Does the IMO reuse problems? My understanding is that new problems are submitted each year and 6 are selected for each competition. The submitted problems are then published after the IMO has concluded. How would the training data contain unpublished, newly submitted problems?
Obviously the training data contained similar problems, because that's what every IMO participant already studies. It seems unlikely that they had access to the same problems though.
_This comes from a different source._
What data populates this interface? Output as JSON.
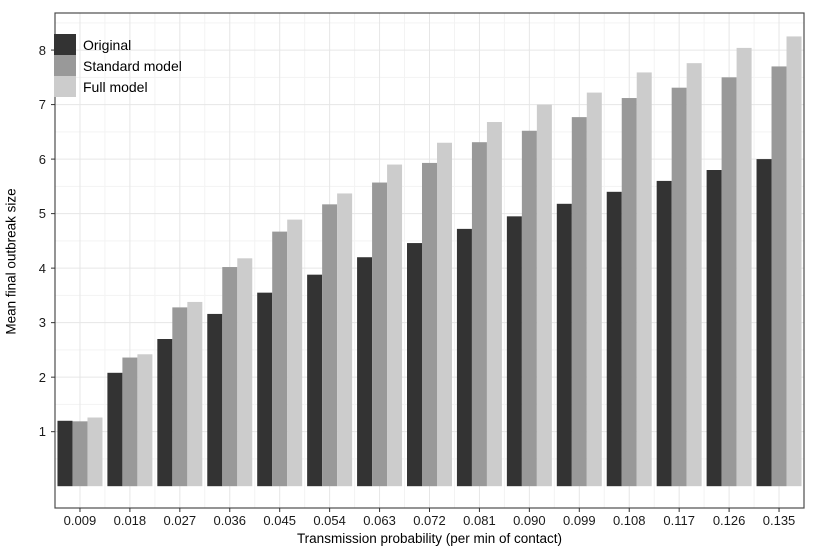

IMO doesn't reuse problems, but Terence Tao has a Mastodon post where he explains that the first five (of six) problems are generally ones where existing techniques can be leveraged to get to the answer. The sixth problem requires considerable originality. Notably, both Gemini and OpenAI's model didn't get the sixth problem. Still quite an achievement though.
Do you have another source for that? I checked his Mastodon feed and don't see any mention about the source of the questions from the IMO.
https://mathstodon.xyz/@tao
strange statement--it's not true in general for sure (3&6 typically hardest but they certainly aren't fundamentally of a different nature to other questions) this year P6 seemed to be by far the hardest though but this posthoc statement should be read cautiously
>How would the training data contain unpublished, newly submitted problems?
I don't think I or op suggested it did.
Or that they did significant retraining to boost IMO performance creating a more specialized model at the cost of general-purpose performance.